Tarihte iz Bırakan Bir Düğün
Ünlü Cihan Padişahımız Kanuni Sultan Süleyman Han ve kız kardeşinin düğünleri aynı günlerde yapılır. Kanuni Süleyman’ın düğünü gelinin gelmesi ile sona erer, Süleyman Han sultan hanımı da alır ve kız kardeşinin düğününe gelir. Kardeşi İbrahim Paşa ile evlenecektir, İbrahim Paşa Padişahın geldiğini görünce heyacanlanır ve hemen Padişahı karşılar, hazırlanan tahtta yerini alır padişah. Düğün olanca güzellikleri ile devam ederken padişah beklenmedik bir soru sorar damat İbrahim’e;
- İbrahim, İbrahim senin düğününmü şen oldu? Benim düğünümmü? Deyince İbrahim Paşa düşünmeden cevap verir;
- Padişahım elbette benim düğünüm sizin düğününüzden daha şen oldu, deyince
padişah öfkeyle;
- Nasıl olur.
- Padişahım benim düğünüme Sultan Süleyman gibi bir cihan Padişahı teşrif etti elbette benim düğünüm daha şen oldu deyince Sultan Süleyman han tebessüm eder. (Aşık İmami)

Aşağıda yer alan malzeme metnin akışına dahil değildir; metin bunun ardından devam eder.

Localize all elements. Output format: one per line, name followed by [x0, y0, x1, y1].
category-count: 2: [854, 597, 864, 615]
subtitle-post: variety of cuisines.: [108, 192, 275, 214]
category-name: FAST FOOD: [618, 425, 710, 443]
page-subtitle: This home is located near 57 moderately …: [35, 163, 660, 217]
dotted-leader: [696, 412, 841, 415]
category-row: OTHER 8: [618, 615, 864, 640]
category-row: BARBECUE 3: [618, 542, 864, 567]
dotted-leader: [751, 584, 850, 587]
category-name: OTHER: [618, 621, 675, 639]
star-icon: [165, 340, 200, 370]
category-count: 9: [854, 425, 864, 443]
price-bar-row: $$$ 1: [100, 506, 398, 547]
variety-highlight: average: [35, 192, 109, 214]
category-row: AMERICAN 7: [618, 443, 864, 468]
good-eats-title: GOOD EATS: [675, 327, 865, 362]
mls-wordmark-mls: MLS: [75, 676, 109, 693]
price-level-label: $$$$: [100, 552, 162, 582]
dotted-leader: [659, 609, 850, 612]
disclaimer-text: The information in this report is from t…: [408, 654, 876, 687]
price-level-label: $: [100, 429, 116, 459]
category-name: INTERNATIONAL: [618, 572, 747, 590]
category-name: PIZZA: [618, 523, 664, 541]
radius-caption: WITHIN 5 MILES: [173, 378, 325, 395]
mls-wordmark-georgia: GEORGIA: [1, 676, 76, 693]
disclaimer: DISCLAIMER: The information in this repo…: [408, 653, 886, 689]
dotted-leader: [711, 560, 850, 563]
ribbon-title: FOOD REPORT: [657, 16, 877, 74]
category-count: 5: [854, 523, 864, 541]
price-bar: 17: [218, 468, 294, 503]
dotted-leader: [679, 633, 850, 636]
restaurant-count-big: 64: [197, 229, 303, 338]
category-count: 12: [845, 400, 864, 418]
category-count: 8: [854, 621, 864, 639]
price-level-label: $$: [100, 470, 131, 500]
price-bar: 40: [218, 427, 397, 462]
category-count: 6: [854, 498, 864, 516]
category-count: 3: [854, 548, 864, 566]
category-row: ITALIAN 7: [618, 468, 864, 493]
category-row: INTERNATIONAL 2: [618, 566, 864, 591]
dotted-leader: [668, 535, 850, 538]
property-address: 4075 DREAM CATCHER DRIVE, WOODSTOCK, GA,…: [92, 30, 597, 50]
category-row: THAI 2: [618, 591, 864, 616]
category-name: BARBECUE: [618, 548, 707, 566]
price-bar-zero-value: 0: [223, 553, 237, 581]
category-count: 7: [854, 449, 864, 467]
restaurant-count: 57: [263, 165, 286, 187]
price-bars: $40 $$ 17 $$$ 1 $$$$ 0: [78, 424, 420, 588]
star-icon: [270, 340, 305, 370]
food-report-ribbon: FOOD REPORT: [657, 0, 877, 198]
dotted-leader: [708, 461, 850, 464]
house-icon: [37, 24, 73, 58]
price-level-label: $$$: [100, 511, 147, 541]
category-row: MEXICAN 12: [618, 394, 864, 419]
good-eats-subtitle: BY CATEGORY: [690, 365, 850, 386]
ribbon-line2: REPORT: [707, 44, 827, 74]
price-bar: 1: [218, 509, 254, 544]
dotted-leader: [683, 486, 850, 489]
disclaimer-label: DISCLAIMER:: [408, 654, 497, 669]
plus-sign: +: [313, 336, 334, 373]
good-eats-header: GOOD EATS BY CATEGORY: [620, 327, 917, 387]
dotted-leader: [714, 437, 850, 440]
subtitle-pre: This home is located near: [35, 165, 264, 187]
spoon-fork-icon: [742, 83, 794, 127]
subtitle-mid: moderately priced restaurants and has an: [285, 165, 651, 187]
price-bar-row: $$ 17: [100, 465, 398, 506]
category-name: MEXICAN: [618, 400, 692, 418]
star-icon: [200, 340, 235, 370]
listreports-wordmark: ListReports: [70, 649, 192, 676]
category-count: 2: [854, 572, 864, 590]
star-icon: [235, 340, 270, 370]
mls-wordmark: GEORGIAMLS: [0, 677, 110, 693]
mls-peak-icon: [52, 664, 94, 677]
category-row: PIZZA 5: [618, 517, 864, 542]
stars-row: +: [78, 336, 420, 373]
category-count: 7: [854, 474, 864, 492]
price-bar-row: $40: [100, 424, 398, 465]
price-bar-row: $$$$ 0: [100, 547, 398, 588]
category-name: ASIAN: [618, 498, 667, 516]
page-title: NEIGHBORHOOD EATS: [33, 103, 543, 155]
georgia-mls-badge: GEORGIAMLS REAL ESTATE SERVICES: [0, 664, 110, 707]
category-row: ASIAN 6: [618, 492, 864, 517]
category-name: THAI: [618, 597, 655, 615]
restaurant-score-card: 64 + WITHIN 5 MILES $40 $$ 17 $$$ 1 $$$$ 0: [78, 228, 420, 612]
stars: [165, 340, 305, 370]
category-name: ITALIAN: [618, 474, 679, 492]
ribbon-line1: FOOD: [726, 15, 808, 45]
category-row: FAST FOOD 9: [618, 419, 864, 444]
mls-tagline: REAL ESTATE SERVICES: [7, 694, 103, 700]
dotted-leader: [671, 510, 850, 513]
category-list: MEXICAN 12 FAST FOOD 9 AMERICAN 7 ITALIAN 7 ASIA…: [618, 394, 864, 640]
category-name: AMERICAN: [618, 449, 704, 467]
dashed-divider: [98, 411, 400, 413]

Düğünlerimiz savaş oyunlarının oynandığı eğlencelerin başında gelmektedir. Cirit savaş oyunlarımıza, güreş güce kuvvete ve zekaya dayanan bir oyundur. Güreşler çocuk yaşta başlar, güreşen oyunu ile güreşmeyen seyrederek keyif alır bu güzel spordan ve oyundan. Bu nedenlerle hayatmızın parçasıdır güreş.
Osmaniye’de Düğün Geleneği;
Osmaniye ve yakın çevresinde düğünlerimiz ne kadar değişime uğrasada öyle inanıyor ve alanda yaptığımız çalışmalardan anlıyorum ki en az bozulan geleneklerimizin başında gelmektedir. Düziçi ilçemizin köylerinde o güzel geleneklerin devam ettiğini gördükçe eskilere gidiyor ve keyf alıyorum. Kınalar, Türküler, Hikayeler, Sin sin bu köylerimiz
Kız beğenme:
Evlilik yaşına gelmiş delikanlılar ile genç kızların yegane buluşma ve bir birlerini tanıma yerleri ya köy çeşmesinin başıdır veya Çukurova’da pamuk tarlaları veya düğünlerdir. Günümüzde adına flört denen bu ön tanışma eski düğünlerde kuytu ve karanlık köşelerde yaşanırdı, korkudan değil saygıdandı gençlerin gizlenmeleri. Sevdanın korkusu olmaz, sevdaya gem vurulmaz der aşıklarımız. Ay ışığı ve bahçeler ise genç aşıkların bir başka buluşma ve anlaşma yerleridir.
Evin delikanlısı evlenme isteğini çeşitli şekillerde ailenin büyüklerine hareketleriyle anlatır. Bu hareketlerin en yaygın olanı Asabi hareketler, Sabah kuşluk vaktine kadar yatma ki bu yörede çok ayıp sayılmaktadır. Babanın ayakkabısının tekine çivi çakma gibi tavırlardır (Esma ŞİMŞEK Osmaniye Folkloru ve Halk Kültürü Sempozyum Bildirisi)
Mesajı alan ailenin büyükleri delikanlının evlenmek isteğini kız aramaya başlamakla cevap verirler. Yörede (Delikanlının bu durumuna Evlensek Olmuş) denir. Evlenecek çağdaki tavırlarıyla isteğini belirten delikanlının sevdiği bir kız olabileceği gibi, bu arzusunu aileye de bırakabilmektedir. Önceden anlaşmış gençlerde kız isteme görücü usulü ile olmaz çünkü anlaşmışlardır. Ancak ailenin isteğine bırakılan kız istemelere görücü usulü kız isteme denebilir.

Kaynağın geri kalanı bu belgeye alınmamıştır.